Variable selection in Random forest and prediction accuracy

I have a cross-section data set repeated for 2 years, 2009 and 2010. I am using the first year (2009) as a training set to train a Random Forest for a regression problem and the second year (2010) as a test set.

Load the data

df <- read.csv("https://www.dropbox.com/s/t4iirnel5kqgv34/df.cv?dl=1")

After training the Random Forest for 2009 the variable importance indicates the variable x1 is the most important one.

Random Forest using all variables

rf2009 <- randomForest(y ~ x1 + x2 + x3 + x4 + x5 + x6,
                         data = df[df$year==2009,], 
                         mtry = 6,
                         importance = TRUE)

 randomForest(formula = y ~ x1 + x2 + x3 + x4 + x5 + x6, data = df[df$year ==      2009, ], ntree = 500, mtry = 6, importance = TRUE) 
               Type of random forest: regression
                     Number of trees: 500
No. of variables tried at each split: 6

          Mean of squared residuals: 5208746
                    % Var explained: 75.59

Variable importance

imp.all <- as.data.frame(sort(importance(rf2009)[,1],decreasing = TRUE),optional = T)
names(imp.all) <- "% Inc MSE"

% Inc MSE
x1 35.857840
x2 16.693059
x3 15.745721
x4 15.105710
x5  9.002924
x6  6.160413

I then move on to the test set and I receive the following accuracy metrics.

Prediction and evaluation on the test set

test.pred.all <- predict(rf2009,df[df$year==2010,])
RMSE.forest.all <- sqrt(mean((test.pred.all-df[df$year==2010,]$y)^2))
[1] 2258.041

MAE.forest.all <- mean(abs(test.pred.all-df[df$year==2010,]$y))
[1] 299.0751

When I then train the model without the variable x1, which was the most important one as per the above, and apply the trained model on the test set, I observe the following:

Random Forest excluding x1

rf2009nox1 <- randomForest(y ~ x2 + x3 + x4 + x5 + x6,
                       data = df[df$year==2009,], 
                       mtry = 5,
                       importance = TRUE)

 randomForest(formula = y ~ x2 + x3 + x4 + x5 + x6, data = df[df$year ==      2009, ], ntree = 500, mtry = 5, importance = TRUE) 
               Type of random forest: regression
                     Number of trees: 500
No. of variables tried at each split: 5

          Mean of squared residuals: 6158161
                    % Var explained: 71.14

Variable importance

imp.nox1 <- as.data.frame(sort(importance(rf2009nox1)[,1],decreasing = TRUE),optional = T)
names(imp.nox1) <- "% Inc MSE"

   % Inc MSE
x2 37.369704
x4 11.817910
x3 11.559375
x5  5.878555
x6  5.533794

Prediction and evaluation on the test set

test.pred.nox1 <- predict(rf2009nox1,df[df$year==2010,])
RMSE.forest.nox1 <- sqrt(mean((test.pred.nox1-df[df$year==2010,]$y)^2))
[1] 1885.462

MAE.forest.nox1 <- mean(abs(test.pred.nox1-df[df$year==2010,]$y))
[1] 302.3382

I am aware that the variable importance refers to the training model and not to the test one, but does this mean that the x1 variable should not be included in the model?

So, should I include x1 in the model?


  • I think you need more information about the performance of the model.

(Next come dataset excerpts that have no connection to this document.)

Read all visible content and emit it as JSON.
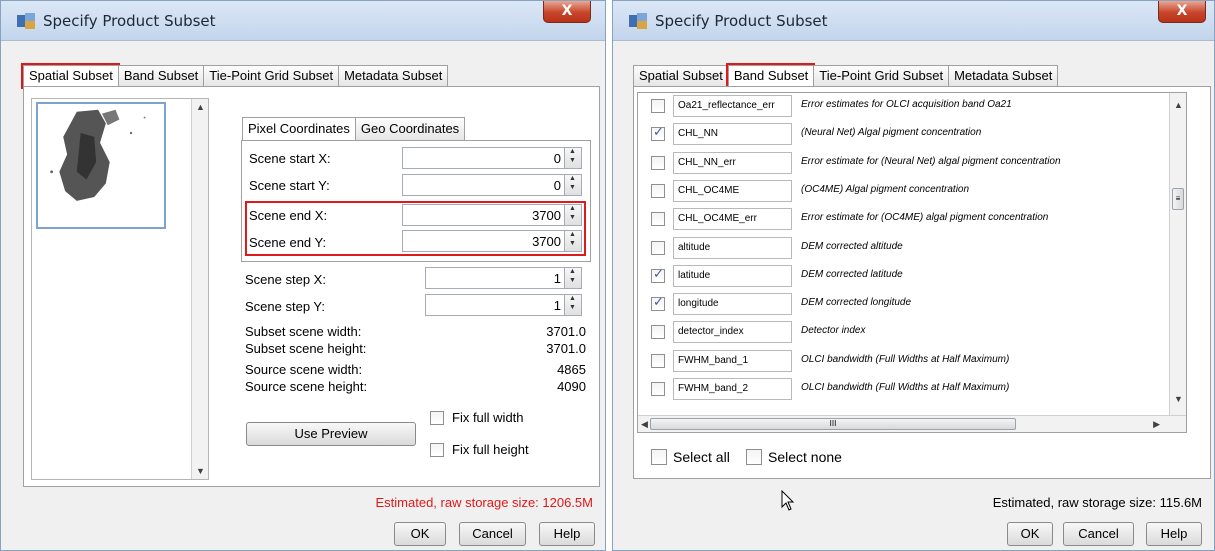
{
  "dialog1": {
    "title": "Specify Product Subset",
    "close_label": "X",
    "tabs": [
      "Spatial Subset",
      "Band Subset",
      "Tie-Point Grid Subset",
      "Metadata Subset"
    ],
    "inner_tabs": [
      "Pixel Coordinates",
      "Geo Coordinates"
    ],
    "fields": {
      "start_x": {
        "label": "Scene start X:",
        "value": "0"
      },
      "start_y": {
        "label": "Scene start Y:",
        "value": "0"
      },
      "end_x": {
        "label": "Scene end X:",
        "value": "3700"
      },
      "end_y": {
        "label": "Scene end Y:",
        "value": "3700"
      },
      "step_x": {
        "label": "Scene step X:",
        "value": "1"
      },
      "step_y": {
        "label": "Scene step Y:",
        "value": "1"
      }
    },
    "info": {
      "subset_width_label": "Subset scene width:",
      "subset_width": "3701.0",
      "subset_height_label": "Subset scene height:",
      "subset_height": "3701.0",
      "source_width_label": "Source scene width:",
      "source_width": "4865",
      "source_height_label": "Source scene height:",
      "source_height": "4090"
    },
    "use_preview": "Use Preview",
    "fix_width": "Fix full width",
    "fix_height": "Fix full height",
    "status": "Estimated, raw storage size: 1206.5M",
    "ok": "OK",
    "cancel": "Cancel",
    "help": "Help"
  },
  "dialog2": {
    "title": "Specify Product Subset",
    "close_label": "X",
    "tabs": [
      "Spatial Subset",
      "Band Subset",
      "Tie-Point Grid Subset",
      "Metadata Subset"
    ],
    "bands": [
      {
        "name": "Oa21_reflectance_err",
        "desc": "Error estimates for OLCI acquisition band Oa21",
        "checked": false
      },
      {
        "name": "CHL_NN",
        "desc": "(Neural Net) Algal pigment concentration",
        "checked": true
      },
      {
        "name": "CHL_NN_err",
        "desc": "Error estimate for (Neural Net) algal pigment concentration",
        "checked": false
      },
      {
        "name": "CHL_OC4ME",
        "desc": "(OC4ME) Algal pigment concentration",
        "checked": false
      },
      {
        "name": "CHL_OC4ME_err",
        "desc": "Error estimate for (OC4ME) algal pigment concentration",
        "checked": false
      },
      {
        "name": "altitude",
        "desc": "DEM corrected altitude",
        "checked": false
      },
      {
        "name": "latitude",
        "desc": "DEM corrected latitude",
        "checked": true
      },
      {
        "name": "longitude",
        "desc": "DEM corrected longitude",
        "checked": true
      },
      {
        "name": "detector_index",
        "desc": "Detector index",
        "checked": false
      },
      {
        "name": "FWHM_band_1",
        "desc": "OLCI bandwidth (Full Widths at Half Maximum)",
        "checked": false
      },
      {
        "name": "FWHM_band_2",
        "desc": "OLCI bandwidth (Full Widths at Half Maximum)",
        "checked": false
      }
    ],
    "scroll_grip": "III",
    "select_all": "Select all",
    "select_none": "Select none",
    "status": "Estimated, raw storage size: 115.6M",
    "ok": "OK",
    "cancel": "Cancel",
    "help": "Help"
  },
  "colors": {
    "highlight": "#e0191b",
    "titlebar": "#c3d5ec",
    "window_bg": "#f0f0f0"
  }
}
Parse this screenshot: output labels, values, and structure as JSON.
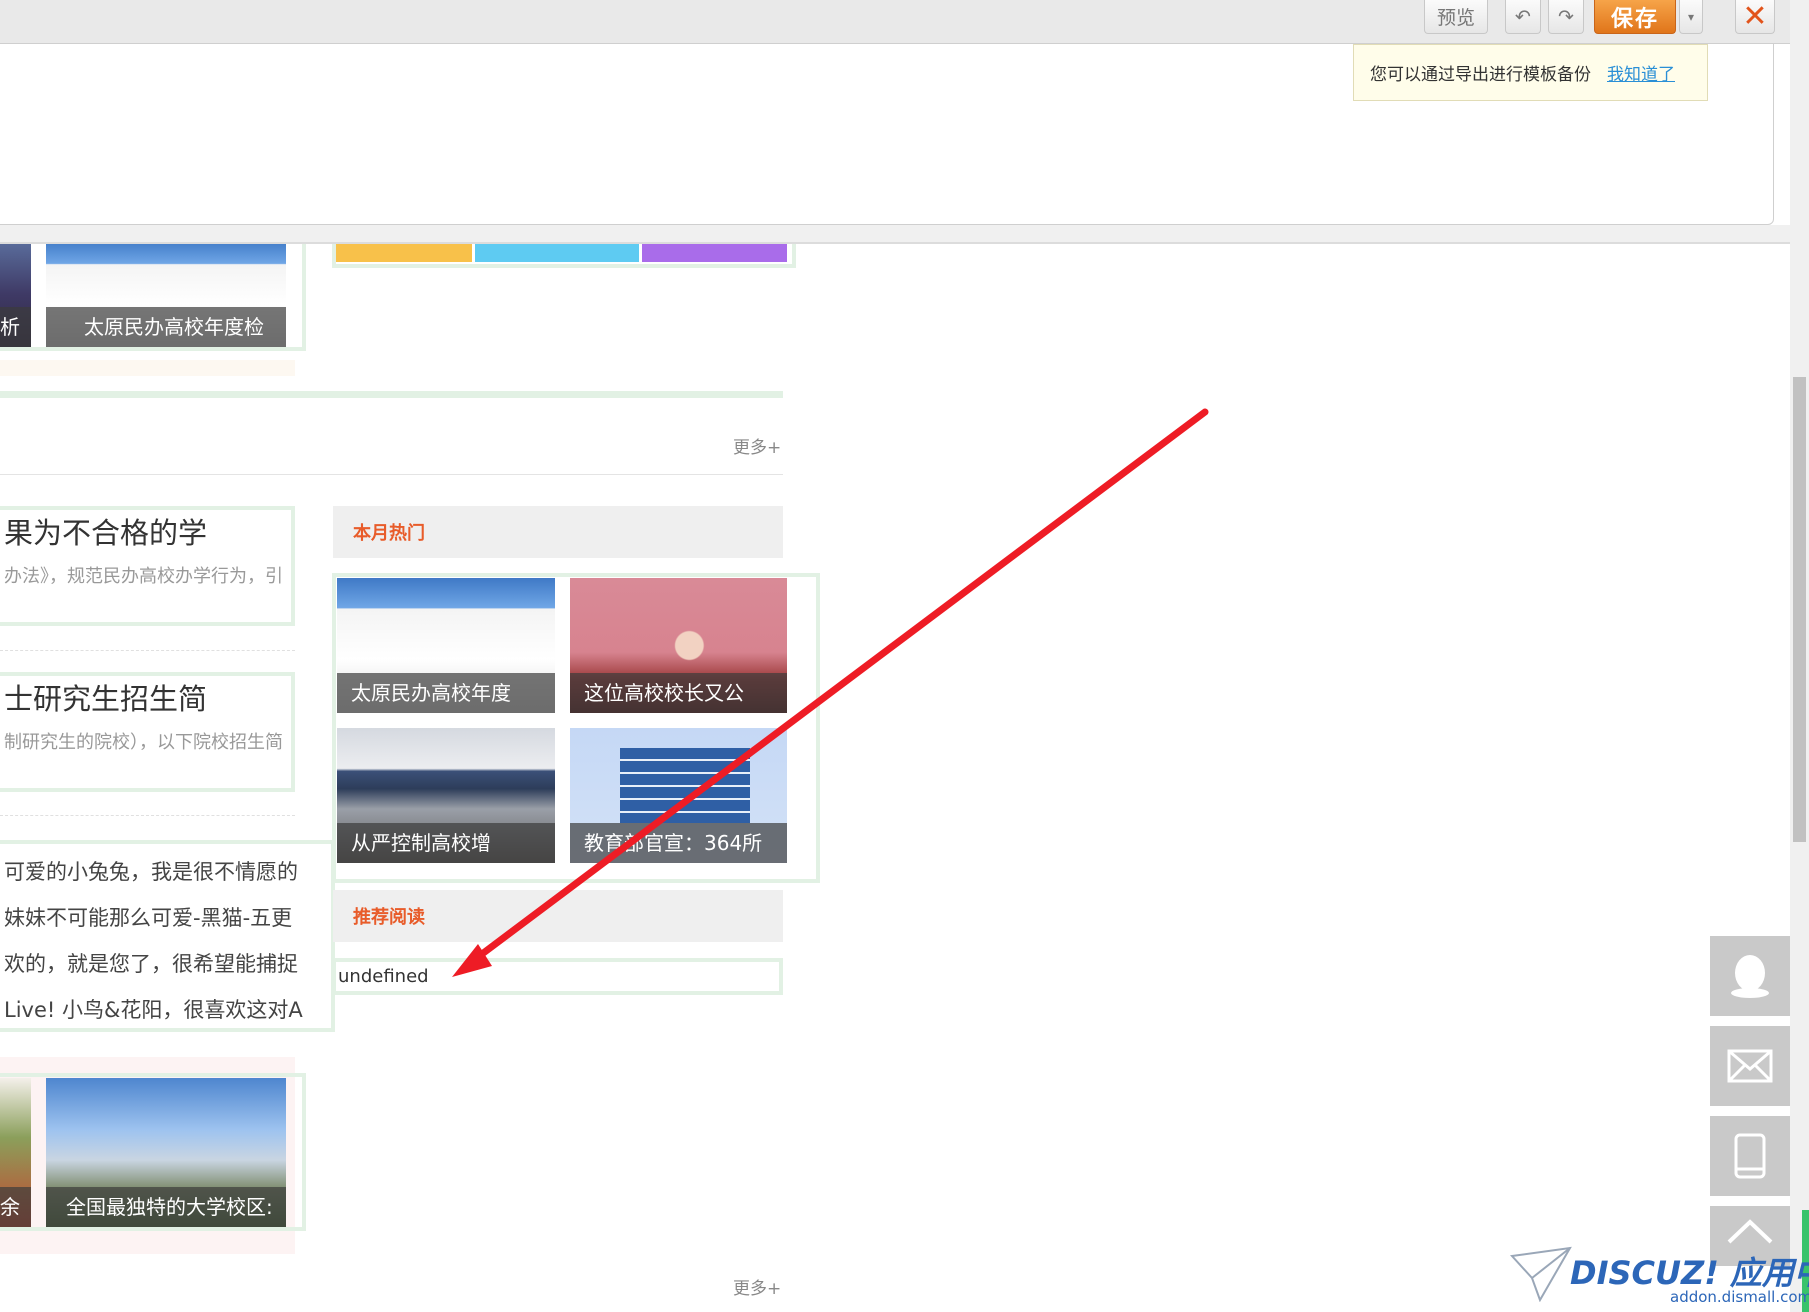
{
  "toolbar": {
    "preview_label": "预览",
    "save_label": "保存",
    "close_symbol": "✕",
    "tip_text": "您可以通过导出进行模板备份",
    "tip_link": "我知道了"
  },
  "colors": {
    "accent_orange": "#e0751a",
    "heading_red": "#e85c2a",
    "border_green": "#e2f1e4",
    "arrow_red": "#ee1c25",
    "link_blue": "#2a8fd6"
  },
  "top_section": {
    "thumb_partial_caption": "析",
    "thumb_caption": "太原民办高校年度检",
    "color_bars": [
      "#f8c14a",
      "#5ecbf2",
      "#a96cea"
    ]
  },
  "news_section": {
    "more_label": "更多+",
    "articles": [
      {
        "title": "果为不合格的学",
        "summary": "办法》，规范民办高校办学行为，引"
      },
      {
        "title": "士研究生招生简",
        "summary": "制研究生的院校），以下院校招生简"
      }
    ],
    "list_items": [
      "可爱的小兔兔，我是很不情愿的",
      "妹妹不可能那么可爱-黑猫-五更",
      "欢的，就是您了，很希望能捕捉",
      "Live! 小鸟&花阳，很喜欢这对A"
    ]
  },
  "monthly_hot": {
    "heading": "本月热门",
    "items": [
      {
        "caption": "太原民办高校年度"
      },
      {
        "caption": "这位高校校长又公"
      },
      {
        "caption": "从严控制高校增"
      },
      {
        "caption": "教育部官宣：364所"
      }
    ]
  },
  "recommended": {
    "heading": "推荐阅读",
    "value": "undefined"
  },
  "bottom_section": {
    "partial_caption": "余",
    "caption": "全国最独特的大学校区:",
    "more_label": "更多+"
  },
  "float_buttons": [
    "qq-icon",
    "mail-icon",
    "mobile-icon",
    "back-to-top-icon"
  ],
  "watermark": {
    "main": "DISCUZ! 应用中心",
    "sub": "addon.dismall.com"
  }
}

With only one test sample you could speculate a lot why the RMSE is better without x1 although x1 has the highest importance. Could be a correlation between variables or explaining from noise in the train set.

    To get more information I would recommend to look at the out of bag error and do hyperparameter optimization with cross-validation. If you see the same behavior after testing different Test datasets you could do cross-validation with and without x1.